In 1940, the Association of Women Clerks and Secretaries transferred to NUCAW and a new title was agreed: The Clerical and Administrative Workers Union. Then, in 1972, arising from the spread of the union’s influence, changes in office skills and the growing ability of the union to represent staff at all levels, it changed its title to the Association of Professional, Executive, Clerical and Computer Staff (APEX) and they joined GMB in 1989.
APEX accepted the Transfer of Engagements of the Automobile Association Staff and the General Accident Staff. Since the amalgamation, the Greater London Staff Association, who earlier transferred to GMB, joined the APEX Partnership and the National Union of Labour Organisers and Legal Aid Staff Association also transferred to APEX.
NUTGW the National Union of Tailors & Garment Workers joined GMB in 1991.It is known that a union existed amongst London tailors as long ago as 1417 but records only date back to the 19th Century.
At the time of the merger in 1991, the NUTGW had over 70,000 members and was itself the result of many amalgamations including:
- Amalgamated Society of Journeymen Tailors
- Amalgamated Union of Clothiers’ Operatives
- Amalgamated Jewish Tailors, Pressers and Machinists’ Trade Union
- London Clothiers Cutters
- The Shirt, Jacket and Overall Workers
- The Belfast Shirt and Collar Workers
These unions formed the United Garment Workers’ Union in 1912. They were joined by:
- Scottish National Association of Operative Tailors
- London Operative Tailors
- Amalgamated Society of Tailors and Tailoresses
In 1931 the unions formed the National Union of Tailors and Garment Workers and were joined by the United Ladies Tailors (London) and Waterproof Garment Workers’ Union.
FTAT the Furniture, Timber, and Allied Trades Union merged with GMB in 1993. FTAT can trace its origin back to 1747 and the formation of the National Society of Brushmakers and General Workers. The Union can therefore lay claim to being the oldest in the world.
At the end of the 19th century, three major unions existed in the furniture and upholstery trades: the Alliance Cabinet Makers, the United Operative Cabinet and Chairmakers’ Society of Scotland and the Amalgamated Union of Upholsterers (AUU). A series of mergers culminated in the formation of the National Union of Furniture Trade Operatives (NUFTO) in 1947.
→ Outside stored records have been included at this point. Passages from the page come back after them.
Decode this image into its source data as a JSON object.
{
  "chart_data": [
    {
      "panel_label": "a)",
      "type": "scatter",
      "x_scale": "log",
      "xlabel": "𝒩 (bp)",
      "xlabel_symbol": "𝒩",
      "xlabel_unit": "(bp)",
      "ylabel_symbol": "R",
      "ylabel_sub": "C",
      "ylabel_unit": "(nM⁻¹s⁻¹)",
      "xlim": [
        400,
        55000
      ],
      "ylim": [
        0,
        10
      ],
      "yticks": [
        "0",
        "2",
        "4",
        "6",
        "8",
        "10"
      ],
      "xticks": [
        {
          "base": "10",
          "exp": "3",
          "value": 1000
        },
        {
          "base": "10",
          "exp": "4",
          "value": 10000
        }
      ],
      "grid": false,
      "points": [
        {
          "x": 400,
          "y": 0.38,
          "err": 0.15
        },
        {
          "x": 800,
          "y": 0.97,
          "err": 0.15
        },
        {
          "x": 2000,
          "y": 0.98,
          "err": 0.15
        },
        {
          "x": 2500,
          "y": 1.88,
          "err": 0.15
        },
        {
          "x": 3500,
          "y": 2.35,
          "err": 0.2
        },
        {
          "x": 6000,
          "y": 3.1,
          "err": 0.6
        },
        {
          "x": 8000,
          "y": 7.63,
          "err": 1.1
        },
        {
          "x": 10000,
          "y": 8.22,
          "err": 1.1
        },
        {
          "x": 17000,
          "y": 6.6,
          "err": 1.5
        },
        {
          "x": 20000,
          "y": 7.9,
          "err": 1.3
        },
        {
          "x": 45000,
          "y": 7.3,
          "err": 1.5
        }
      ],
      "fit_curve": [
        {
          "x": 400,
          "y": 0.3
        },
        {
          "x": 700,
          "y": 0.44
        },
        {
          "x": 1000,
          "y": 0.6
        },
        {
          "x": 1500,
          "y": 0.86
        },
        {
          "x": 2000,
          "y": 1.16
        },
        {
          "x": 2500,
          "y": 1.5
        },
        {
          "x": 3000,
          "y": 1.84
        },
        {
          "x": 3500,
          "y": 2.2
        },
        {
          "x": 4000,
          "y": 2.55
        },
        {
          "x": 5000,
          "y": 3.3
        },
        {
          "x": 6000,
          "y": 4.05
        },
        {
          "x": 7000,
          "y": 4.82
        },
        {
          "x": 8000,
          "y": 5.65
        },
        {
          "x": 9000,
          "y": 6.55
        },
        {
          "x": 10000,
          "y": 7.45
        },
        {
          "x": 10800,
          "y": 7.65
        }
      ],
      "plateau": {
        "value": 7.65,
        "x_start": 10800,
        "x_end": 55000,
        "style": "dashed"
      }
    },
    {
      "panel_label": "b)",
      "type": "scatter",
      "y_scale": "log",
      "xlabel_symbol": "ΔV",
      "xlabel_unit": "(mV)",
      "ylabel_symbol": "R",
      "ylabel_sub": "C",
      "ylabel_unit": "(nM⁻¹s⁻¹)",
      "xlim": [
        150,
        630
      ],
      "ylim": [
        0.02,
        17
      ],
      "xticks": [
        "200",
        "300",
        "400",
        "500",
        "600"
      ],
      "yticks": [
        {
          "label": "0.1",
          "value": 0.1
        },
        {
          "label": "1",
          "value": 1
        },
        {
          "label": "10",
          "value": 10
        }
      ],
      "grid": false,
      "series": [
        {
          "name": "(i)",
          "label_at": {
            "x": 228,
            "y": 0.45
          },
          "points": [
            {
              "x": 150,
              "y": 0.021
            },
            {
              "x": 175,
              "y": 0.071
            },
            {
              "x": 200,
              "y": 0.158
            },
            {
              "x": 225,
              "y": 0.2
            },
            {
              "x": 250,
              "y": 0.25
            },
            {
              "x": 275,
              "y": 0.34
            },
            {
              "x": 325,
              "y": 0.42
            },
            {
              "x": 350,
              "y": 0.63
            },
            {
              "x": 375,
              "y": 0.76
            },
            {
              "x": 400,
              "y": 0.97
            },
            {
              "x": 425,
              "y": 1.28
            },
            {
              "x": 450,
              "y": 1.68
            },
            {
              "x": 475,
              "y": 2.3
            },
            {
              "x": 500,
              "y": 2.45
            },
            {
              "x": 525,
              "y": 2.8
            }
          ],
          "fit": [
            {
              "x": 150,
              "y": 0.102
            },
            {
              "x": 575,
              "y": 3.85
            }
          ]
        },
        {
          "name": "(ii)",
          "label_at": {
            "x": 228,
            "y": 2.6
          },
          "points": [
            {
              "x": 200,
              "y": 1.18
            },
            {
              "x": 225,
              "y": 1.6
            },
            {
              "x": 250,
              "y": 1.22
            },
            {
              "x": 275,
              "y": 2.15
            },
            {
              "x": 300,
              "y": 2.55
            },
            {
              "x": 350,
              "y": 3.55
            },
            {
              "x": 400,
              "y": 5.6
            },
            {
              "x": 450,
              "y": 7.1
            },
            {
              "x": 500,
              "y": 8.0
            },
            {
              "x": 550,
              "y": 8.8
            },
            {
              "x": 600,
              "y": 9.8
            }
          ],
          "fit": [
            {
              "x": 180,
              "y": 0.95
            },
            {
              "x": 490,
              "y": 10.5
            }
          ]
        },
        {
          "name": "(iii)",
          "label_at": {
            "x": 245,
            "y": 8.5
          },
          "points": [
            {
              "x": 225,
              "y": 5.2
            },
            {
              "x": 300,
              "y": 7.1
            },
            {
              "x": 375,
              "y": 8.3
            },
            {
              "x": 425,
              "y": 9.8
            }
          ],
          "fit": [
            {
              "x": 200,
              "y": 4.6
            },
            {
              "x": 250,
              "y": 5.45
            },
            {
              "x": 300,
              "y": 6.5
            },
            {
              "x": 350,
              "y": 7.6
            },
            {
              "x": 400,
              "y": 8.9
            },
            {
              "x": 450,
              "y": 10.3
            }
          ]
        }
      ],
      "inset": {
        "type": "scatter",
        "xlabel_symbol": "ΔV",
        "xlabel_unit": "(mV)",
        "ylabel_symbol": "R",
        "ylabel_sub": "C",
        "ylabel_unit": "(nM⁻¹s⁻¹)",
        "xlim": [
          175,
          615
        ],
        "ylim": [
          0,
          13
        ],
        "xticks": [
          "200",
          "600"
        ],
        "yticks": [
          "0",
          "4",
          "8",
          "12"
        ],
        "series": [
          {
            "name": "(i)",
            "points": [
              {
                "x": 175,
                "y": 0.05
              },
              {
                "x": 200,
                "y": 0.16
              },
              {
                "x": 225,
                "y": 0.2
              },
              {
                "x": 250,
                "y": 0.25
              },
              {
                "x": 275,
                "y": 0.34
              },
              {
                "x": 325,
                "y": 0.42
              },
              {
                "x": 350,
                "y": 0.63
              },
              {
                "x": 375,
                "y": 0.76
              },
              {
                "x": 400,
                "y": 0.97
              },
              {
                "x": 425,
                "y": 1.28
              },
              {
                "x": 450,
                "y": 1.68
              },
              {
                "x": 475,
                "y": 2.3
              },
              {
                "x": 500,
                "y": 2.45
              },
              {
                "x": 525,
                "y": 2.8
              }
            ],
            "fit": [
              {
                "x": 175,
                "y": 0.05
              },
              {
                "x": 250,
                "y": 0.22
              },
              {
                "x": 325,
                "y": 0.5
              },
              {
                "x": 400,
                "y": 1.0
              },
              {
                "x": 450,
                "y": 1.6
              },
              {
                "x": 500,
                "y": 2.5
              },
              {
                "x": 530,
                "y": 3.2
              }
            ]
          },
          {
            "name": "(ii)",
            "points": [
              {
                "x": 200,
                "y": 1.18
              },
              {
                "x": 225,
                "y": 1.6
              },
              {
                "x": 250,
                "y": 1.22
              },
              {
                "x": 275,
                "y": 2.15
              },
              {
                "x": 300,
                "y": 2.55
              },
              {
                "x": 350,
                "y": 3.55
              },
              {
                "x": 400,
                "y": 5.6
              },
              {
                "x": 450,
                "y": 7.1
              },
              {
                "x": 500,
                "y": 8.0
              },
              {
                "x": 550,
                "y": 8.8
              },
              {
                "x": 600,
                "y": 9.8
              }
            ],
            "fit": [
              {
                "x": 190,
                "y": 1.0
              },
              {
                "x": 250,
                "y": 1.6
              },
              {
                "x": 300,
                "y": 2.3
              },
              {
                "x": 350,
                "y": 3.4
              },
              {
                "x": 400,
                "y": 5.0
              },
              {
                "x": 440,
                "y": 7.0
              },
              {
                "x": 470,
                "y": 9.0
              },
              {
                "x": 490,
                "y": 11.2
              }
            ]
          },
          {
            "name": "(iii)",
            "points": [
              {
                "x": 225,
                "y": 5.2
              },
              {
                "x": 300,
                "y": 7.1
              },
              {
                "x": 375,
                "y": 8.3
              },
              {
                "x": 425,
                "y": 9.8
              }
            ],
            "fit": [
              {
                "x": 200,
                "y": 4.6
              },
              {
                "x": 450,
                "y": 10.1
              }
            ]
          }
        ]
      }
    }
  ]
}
In 1971 NUFTO merged with the Amalgamated Society of Woodcutting Machinists to form FTAT.
The Managerial and Professional Officers a Local Government union comprising 8,000 principal officers and second tier officers joined in 1998.
They were followed in 2006 by the General Union over Loom Overlookers (GULO)
Then in January 2008 The Ambulance Service Union (ASU) transferred to GMB and the National Ambulance Committee (NAC) was set up under the auspices of the Public Services Section Committee to deal with matters effecting all members working within the ambulance Service. This has resulted in increased membership within this sector that now stands at almost 10,000.
The specialist trade union Community and District Nurses Association (CDNA) who represent nurses, healthcare assistants and all other primary care practitioners working within the community, also join GMB in 2010.
And finally on 9th January 2015 the members of Unity (formerly the Ceramic and Allied Trades Union and the National Society of Pottery Workers) voted 93% in favour of a merger with GMB and so become another of over 100 smaller unions that have joined together to form the modern GMB – Britain’s General Union.